10 mai 2016 2 10 /05 /mai /2016 02:27

Une idée vieille de plus de 50 ans connaît aujourd’hui un étonnant regain : l’allocation universelle (AU). À première vue, ce revenu de base accordé automatiquement et que chacun viendrait compléter avec les revenus qu’il gagne par ailleurs, a tout pour séduire un libéral. Surtout comme alternative à un État-providence invasif, obèse, injuste et potentiellement en faillite.

D’abord, cette Allocation Universelle bénéficierait à tous : pauvre ou riche, jeune ou vieux, malade ou bien portant, travailleur ou demandeur d’emploi. On ne dualise plus la société, comme se plaît à le faire la gauche depuis Marx, entre défavorisés et favorisés, « exploités » et « exploiteurs ». Ensuite, cette AU serait inconditionnelle : vous la recevez quelle que soit la situation dans laquelle vous vous trouvez.

Dès lors, l’État n’est plus en mesure de la conditionner à la réalisation de démarches et à l’adoption d’un comportement déterminé. En clair, l’État ne s’immisce plus dans vos choix existentiels. Le bonheur est une affaire privée. Là encore, une idée fort libérale qui date de Benjamin Constant :« prions l’autorité de rester dans ses limites ; qu’elle se borne à être juste.Nous nous chargerons d’être heureux ». Enfin, et c’est là le plus beau, l’AU permettrait de réduire tant le montant des dépenses publiques que la taille de l’État.

D’une part, elle se substituerait aux différentes allocations existantes qui seraient supprimées (allocations chômage, familiales, d’insertion, logement, etc.). D’autre part, elle ne nécessiterait plus une administration pléthorique : comme les aides seraient accordées automatiquement, inconditionnellement et universellement, plus besoin de traiter de longs dossiers.

L’allocation universelle prisonnière de sa logique

À l’énoncé de ces belles idées, mon cœur libéral se remplit d’allégresse. À l’analyse, cependant, il apparaît que l’AU, loin d’être une réelle alternative au système qu’elle dénonce, reste prisonnière de sa logique.

On peut d’abord questionner le caractère universel : pourquoi aider des gens qui s’assument eux-mêmes ? Pourquoi verser une AU à Albert Frère ? Pourquoi d’ailleurs une AU versée à toutes les personnes, riches ou non riches, qui sont des contributeurs nets du pays ? Au nom de l’égalité redistributive.

Mais est-il judicieux de transformer en allocataire, même symboliquement, une personne financièrement autonome ? Quoi que vous fassiez, que vous travaillez ou pas, vous avez droit à une allocation. Si un tel système était mis en place, les gens s’habitueraient rapidement au fait que c’est l’État qui finance leurs besoins de base.
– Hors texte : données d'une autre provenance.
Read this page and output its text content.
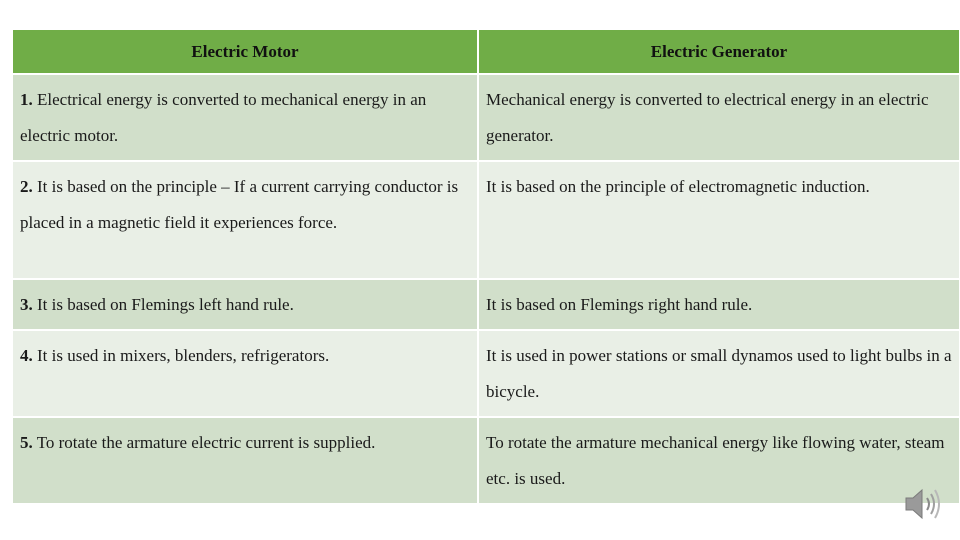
Electric Motor	Electric Generator
1. Electrical energy is converted to mechanical energy in an electric motor.	Mechanical energy is converted to electrical energy in an electric generator.
2. It is based on the principle – If a current carrying conductor is placed in a magnetic field it experiences force.	It is based on the principle of electromagnetic induction.
3. It is based on Flemings left hand rule.	It is based on Flemings right hand rule.
4. It is used in mixers, blenders, refrigerators.	It is used in power stations or small dynamos used to light bulbs in a bicycle.
5. To rotate the armature electric current is supplied.	To rotate the armature mechanical energy like flowing water, steam etc. is used.
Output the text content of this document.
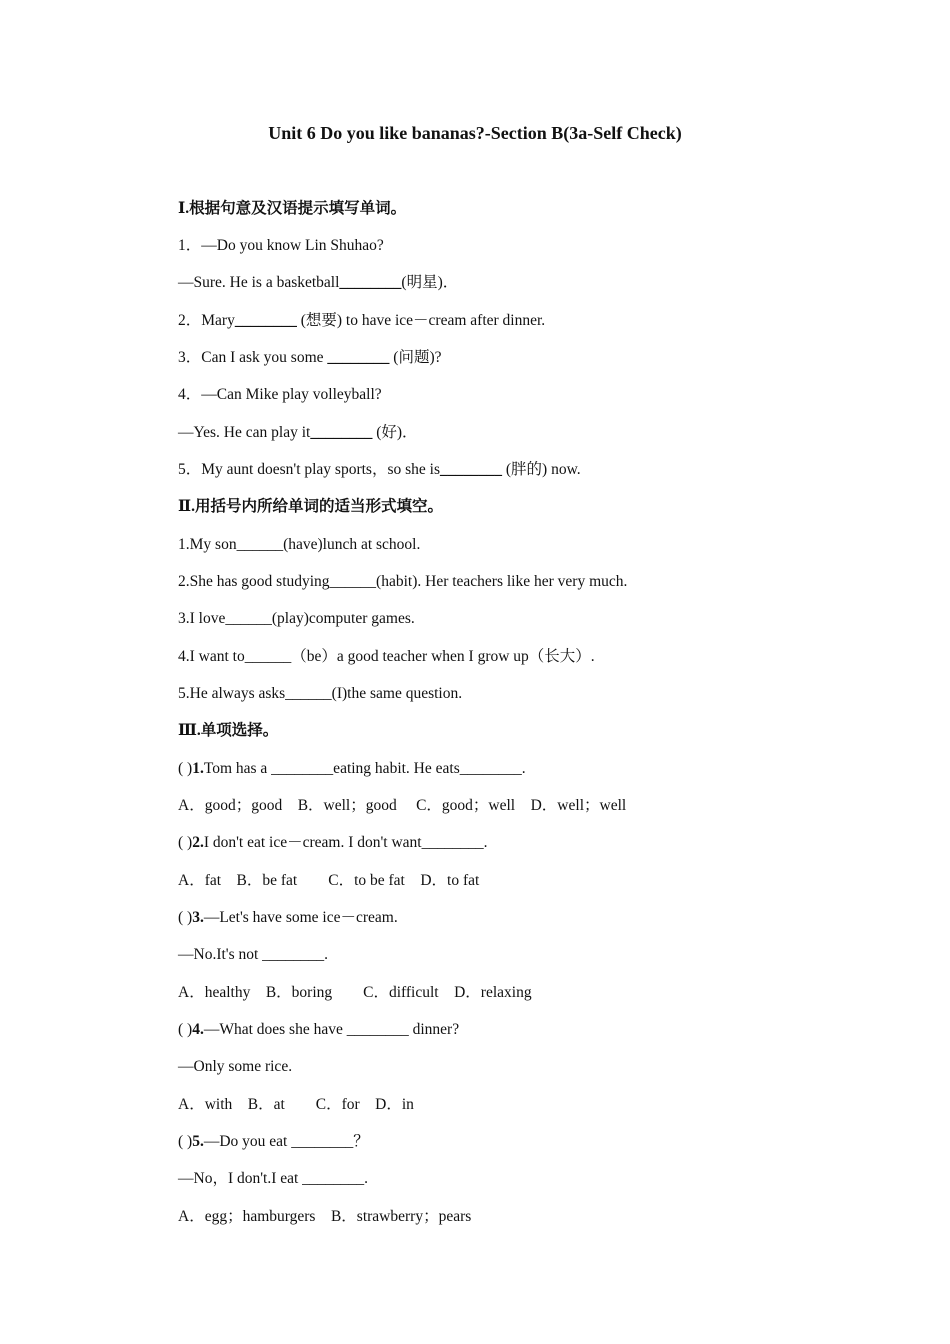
Unit 6 Do you like bananas?-Section B(3a-Self Check)
Ⅰ.根据句意及汉语提示填写单词。
1．—Do you know Lin Shuhao?
—Sure. He is a basketball________(明星)．
2．Mary________ (想要) to have ice－cream after dinner.
3．Can I ask you some ________ (问题)?
4．—Can Mike play volleyball?
—Yes. He can play it________ (好)．
5．My aunt doesn't play sports，so she is________ (胖的) now.
Ⅱ.用括号内所给单词的适当形式填空。
1.My son______(have)lunch at school.
2.She has good studying______(habit). Her teachers like her very much.
3.I love______(play)computer games.
4.I want to______（be）a good teacher when I grow up（长大）.
5.He always asks______(I)the same question.
Ⅲ.单项选择。
( )1.Tom has a ________eating habit. He eats________.
A．good；good　B．well；good　 C．good；well　D．well；well
( )2.I don't eat ice－cream. I don't want________.
A．fat　B．be fat　　C．to be fat　D．to fat
( )3.—Let's have some ice－cream.
—No.It's not ________.
A．healthy　B．boring　　C．difficult　D．relaxing
( )4.—What does she have ________ dinner?
—Only some rice.
A．with　B．at　　C．for　D．in
( )5.—Do you eat ________？
—No，I don't.I eat ________.
A．egg；hamburgers　B．strawberry；pears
En moins d’une génération, cette situation de dépendance structurelle à l’État semblerait naturelle à tout citoyen.

En réalité, fondamentalement, il y aurait ceux qui financent leur AU (et celle des autres) et ceux qui en sont bénéficiaires. Invoquer ce caractère universel, n’est-ce pas une manière de brouiller les cartes pour légitimer ce système sous le prétexte fallacieux que nous en aurions tous besoin ?

L’AU empêche, a-t-on dit, l’État de s’immiscer dans les choix existentiels des citoyens et le force à les traiter en adultes. Fort bien. Chacun a évidemment le droit de mener la vie qu’il entend. Mais, on oublie généralement de préciser une condition importante : pour autant qu’il finance ses choix avec SON argent. Supposons que vous donniez de l’argent à un ami en difficulté. Vous apprenez que, moins de 48 heures après avoir reçu cet argent, il a acheté une voiture de sport, un écran géant, etc.

Mise en cause du principe de réciprocité

Ne seriez-vous pas courroucé ? Probablement. Si vous l’avez aidé, c’est pour le dépanner. Pas pour qu’il se divertisse avec votre argent. De la même façon, si l’État vous aide, c’est pour que vous soulagiez vos besoins vitaux et pour que, dans la mesure du possible, vous redeveniez financièrement indépendant. À ce titre, la répression des fraudes sociales, les politiques de contrôle et de remise au travail des chômeurssont parfaitement légitimes.

Entendons-nous bien : je n’affirme pas que les gens, en recevant une AU, la dilapideront nécessairement en futilités. Je dis juste que, si on reçoit l’argent d’autrui (de la collectivité), il est normal que cet autrui exige que vous en fassiez un usage raisonnable sans que cela soit perçu comme une immixtion intolérable dans vos choix. Il est légitime, dans une société qui, comme la nôtre, en a les moyens, d’accorder un revenu de subsistance à tous ceux qui en ont besoin.
Mais, au nom même de cette solidarité, il faut que ses bénéficiaires mettent tout en œuvre pour retrouver une situation qui leur permette, eux aussi, de contribuer activement à cette solidarité. Or, le caractère inconditionnel de l’AU remet en cause ce nécessaire principe de réciprocité.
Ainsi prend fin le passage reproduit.